君の見つめる先

ひろ・トマト

第1話 たんぽぽの咲く季節

ピピっ、ピピっ


気持ちのいい眠りの中、不快な機械音が部屋に鳴り響く。




音に反応し重々しい瞼を開けると、カーテンの隙間から朝日が顔を出している。


今日もまたけだるい朝がやってきた。現在6時15分。




それが先ほどまで寝ふけっていた彼……伊勢優馬の起床時間だ。




「……ねむ」


朝はどうしてこう眠いのだろうか。窓の隙間からこぼれ出る朝日を呪いながら、眠い体を無理やり起こし、ふらふらした足つきで洗面台まで赴く。




鏡で見る自分の寝起きの顔に思わず苦笑いしながら、蛇口をひねり、水を顔にかける。


冷たい水は先ほどまで寝ぼけていた彼の顔と意識に生気を与える。


一度だけではたらず、二度、三度と水を浴びると意識がはっきりと覚醒していく。


今日も一日が始まる。




上を見上げれば、きれいな青空が広がっている。思わず関心してしまうほどの青さだ。


春も徐々に終わり、夏へと移行していくこの期間。




優馬はこの期間が好きだった。単純に暖かく、過ごしやすいというのもあるが、それ以上に春が始まり、すべての景色が冬という閉塞した季節から解放されていく。




あまり人に理解されたことはなかったが、そのような感覚を味わえるためこの季節は優馬にとって特別だった。




この日もいつものように耳に差したワイヤレスイヤホンから流れる音楽を聴きながら、青い空を眺めて歩いていた。




駅から降り、住宅街を歩くこと15分。右手に公園が見えてきた。




吉山公園。なんてことはないよくある公園の一つで、ここまでくれば学校はもうすぐだ。


ふと公園のほうをのぞいてみる。公園には誰もいない。たまに酔っ払いが寝ていたり、休日となれば子供が遊んでいたりするのだが、いまは誰もいない。


静かで閑散としている。




公園には町内会の人たちが植えたと思わしき黄色いたんぽぽがさいており、彩りある景色となっている。


優馬が公園から目を離そうとしたとき、視界の端で誰かをとらえた。




よく見てみると、公園の端のほうで、誰かが座りこみながらたんぽぽを見ている。


その人物は優馬と同じ学校……吉山第一高校の制服を着ている。




真上の空よりも少し濃い目の色をした青髪。その髪が周りの景色と似合わず、少し異質感を出している。


しかし、五月晴れの空にも、生き生きとしたたんぽぽにも劣らない美しさを持っている。




(あれって……)




優馬はこの人物を知っている。同じクラスの如月葵だ。


如月は、クラスの中でも1,2を争う美貌の持ち主だ。




青い髪、凛とした黒い瞳、すらっとして、少しやせ気味のバランスのいいプロポーション。


そんな普通の人とは別格の存在。それが如月葵という人物だった。




しかし、如月葵はクラスの人気者というわけではない。


なぜなら、彼女はとても近寄りがたい存在だからだ。




彼女は、ほかのクラスメイトとしゃべることもなく、常に孤独な存在だった。


インスタなどのSNSもやっている様子もなく、クラスLINEには入っているが発言したこともない。

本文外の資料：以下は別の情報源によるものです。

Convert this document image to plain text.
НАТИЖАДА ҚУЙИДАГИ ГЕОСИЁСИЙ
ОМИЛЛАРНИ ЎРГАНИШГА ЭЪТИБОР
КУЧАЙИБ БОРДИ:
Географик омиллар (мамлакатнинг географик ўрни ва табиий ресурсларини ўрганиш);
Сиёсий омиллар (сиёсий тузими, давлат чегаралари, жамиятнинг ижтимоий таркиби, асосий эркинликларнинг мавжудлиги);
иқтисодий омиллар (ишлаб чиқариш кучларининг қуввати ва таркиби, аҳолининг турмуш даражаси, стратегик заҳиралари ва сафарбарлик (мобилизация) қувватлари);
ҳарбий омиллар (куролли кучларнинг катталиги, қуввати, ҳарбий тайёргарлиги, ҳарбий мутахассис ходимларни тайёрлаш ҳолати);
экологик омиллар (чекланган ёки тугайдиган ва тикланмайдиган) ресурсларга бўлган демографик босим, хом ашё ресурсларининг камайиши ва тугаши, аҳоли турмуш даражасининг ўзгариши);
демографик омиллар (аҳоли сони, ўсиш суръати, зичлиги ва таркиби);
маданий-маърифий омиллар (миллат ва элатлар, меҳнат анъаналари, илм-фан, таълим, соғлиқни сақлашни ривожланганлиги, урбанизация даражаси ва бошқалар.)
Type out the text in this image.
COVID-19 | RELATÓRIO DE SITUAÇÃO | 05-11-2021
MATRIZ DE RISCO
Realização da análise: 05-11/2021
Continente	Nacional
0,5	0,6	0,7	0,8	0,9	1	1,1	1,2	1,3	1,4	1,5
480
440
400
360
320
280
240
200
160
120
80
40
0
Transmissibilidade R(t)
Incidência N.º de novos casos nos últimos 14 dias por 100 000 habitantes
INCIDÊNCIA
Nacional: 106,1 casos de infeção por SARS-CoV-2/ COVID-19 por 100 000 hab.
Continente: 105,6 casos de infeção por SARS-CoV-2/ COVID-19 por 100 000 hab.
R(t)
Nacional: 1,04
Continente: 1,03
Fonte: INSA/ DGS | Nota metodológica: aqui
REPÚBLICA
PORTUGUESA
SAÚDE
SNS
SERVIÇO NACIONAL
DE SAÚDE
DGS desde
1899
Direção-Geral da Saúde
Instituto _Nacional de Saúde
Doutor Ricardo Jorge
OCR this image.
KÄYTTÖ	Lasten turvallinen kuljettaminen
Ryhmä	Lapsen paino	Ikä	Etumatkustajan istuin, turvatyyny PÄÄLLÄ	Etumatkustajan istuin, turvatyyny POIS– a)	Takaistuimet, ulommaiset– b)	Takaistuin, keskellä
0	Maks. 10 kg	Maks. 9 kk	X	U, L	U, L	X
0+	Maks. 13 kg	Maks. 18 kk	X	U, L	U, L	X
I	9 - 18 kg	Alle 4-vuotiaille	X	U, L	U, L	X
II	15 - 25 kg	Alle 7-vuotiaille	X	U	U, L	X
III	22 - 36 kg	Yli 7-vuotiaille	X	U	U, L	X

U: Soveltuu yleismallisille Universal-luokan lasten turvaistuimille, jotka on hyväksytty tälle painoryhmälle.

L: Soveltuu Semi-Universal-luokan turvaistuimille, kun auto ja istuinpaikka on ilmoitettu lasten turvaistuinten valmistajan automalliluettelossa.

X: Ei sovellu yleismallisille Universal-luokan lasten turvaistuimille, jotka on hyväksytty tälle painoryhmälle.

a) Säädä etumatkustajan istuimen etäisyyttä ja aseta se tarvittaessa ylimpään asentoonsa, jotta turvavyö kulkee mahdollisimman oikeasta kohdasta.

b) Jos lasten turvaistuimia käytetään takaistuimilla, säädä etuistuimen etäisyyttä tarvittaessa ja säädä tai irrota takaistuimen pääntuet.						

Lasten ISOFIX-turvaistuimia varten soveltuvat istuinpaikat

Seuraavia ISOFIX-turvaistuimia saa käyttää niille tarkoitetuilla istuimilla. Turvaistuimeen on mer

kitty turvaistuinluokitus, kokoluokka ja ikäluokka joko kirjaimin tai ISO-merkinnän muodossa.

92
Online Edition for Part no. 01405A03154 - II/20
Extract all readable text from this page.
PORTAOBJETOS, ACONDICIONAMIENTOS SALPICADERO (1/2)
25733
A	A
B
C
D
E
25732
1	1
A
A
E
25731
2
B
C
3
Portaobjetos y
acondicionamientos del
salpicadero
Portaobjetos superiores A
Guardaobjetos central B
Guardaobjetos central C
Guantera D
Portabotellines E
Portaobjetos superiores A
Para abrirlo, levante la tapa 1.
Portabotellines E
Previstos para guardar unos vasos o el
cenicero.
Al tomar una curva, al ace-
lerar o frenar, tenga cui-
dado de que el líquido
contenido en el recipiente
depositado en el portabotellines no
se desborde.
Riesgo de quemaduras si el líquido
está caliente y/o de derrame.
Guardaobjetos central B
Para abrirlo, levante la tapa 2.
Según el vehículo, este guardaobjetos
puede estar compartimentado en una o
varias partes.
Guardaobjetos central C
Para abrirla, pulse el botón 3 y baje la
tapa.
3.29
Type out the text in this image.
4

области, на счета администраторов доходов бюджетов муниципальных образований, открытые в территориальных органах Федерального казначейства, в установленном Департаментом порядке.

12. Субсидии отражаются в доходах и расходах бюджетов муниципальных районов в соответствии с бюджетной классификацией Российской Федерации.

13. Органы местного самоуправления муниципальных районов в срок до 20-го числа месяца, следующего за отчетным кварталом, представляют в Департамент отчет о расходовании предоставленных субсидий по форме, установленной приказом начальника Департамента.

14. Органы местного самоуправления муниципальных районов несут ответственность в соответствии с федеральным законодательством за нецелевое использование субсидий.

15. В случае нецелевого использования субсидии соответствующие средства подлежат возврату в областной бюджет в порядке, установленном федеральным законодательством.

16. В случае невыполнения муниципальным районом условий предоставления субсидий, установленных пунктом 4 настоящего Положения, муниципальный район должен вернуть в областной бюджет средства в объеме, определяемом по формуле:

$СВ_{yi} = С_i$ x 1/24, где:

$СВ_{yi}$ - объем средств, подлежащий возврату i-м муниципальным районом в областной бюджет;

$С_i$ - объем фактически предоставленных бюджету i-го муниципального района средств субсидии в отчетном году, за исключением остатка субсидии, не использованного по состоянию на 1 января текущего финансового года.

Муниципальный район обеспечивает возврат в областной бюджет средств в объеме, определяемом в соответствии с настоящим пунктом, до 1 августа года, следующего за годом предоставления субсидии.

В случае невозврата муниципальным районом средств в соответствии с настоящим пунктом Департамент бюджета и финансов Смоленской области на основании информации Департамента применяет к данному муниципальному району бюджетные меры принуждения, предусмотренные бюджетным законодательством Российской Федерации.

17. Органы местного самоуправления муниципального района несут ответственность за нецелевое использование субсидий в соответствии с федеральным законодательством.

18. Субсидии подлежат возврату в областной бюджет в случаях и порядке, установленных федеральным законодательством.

とにかく人と関わらない、クールでミステリアスな人だ。




そんな彼女が今、公園でたんぽぽを見つめている。




(花、好きなのかな)


なんとも意外だと思いながら彼女を見つめる。




しかし、花が好き、と仮定するにしては、表情が暗い。


花を見つめる黒い瞳はどこか悲し気で、切ない瞳をしている。雰囲気もどこか重々しい。




好き好んで花を見ている、というわけではなさそうだった。




そんな彼女の様子が心の中で引っ掛かりながらも優馬その場を後にする。


(朝から珍しいもの見れたなぁ)




尋常ではない様子だったがとても声をかけれるような感じではない。


それがなくともそもそも普段から他人と関わらず、孤独な存在だ。




優馬はもちろん喋ったこともないし、彼女が誰かと談笑しているところもみたことがない。


優馬もそんな人物に話かける度胸も少なかった。


心に引っ掛かりを感じながらもその場を後にした。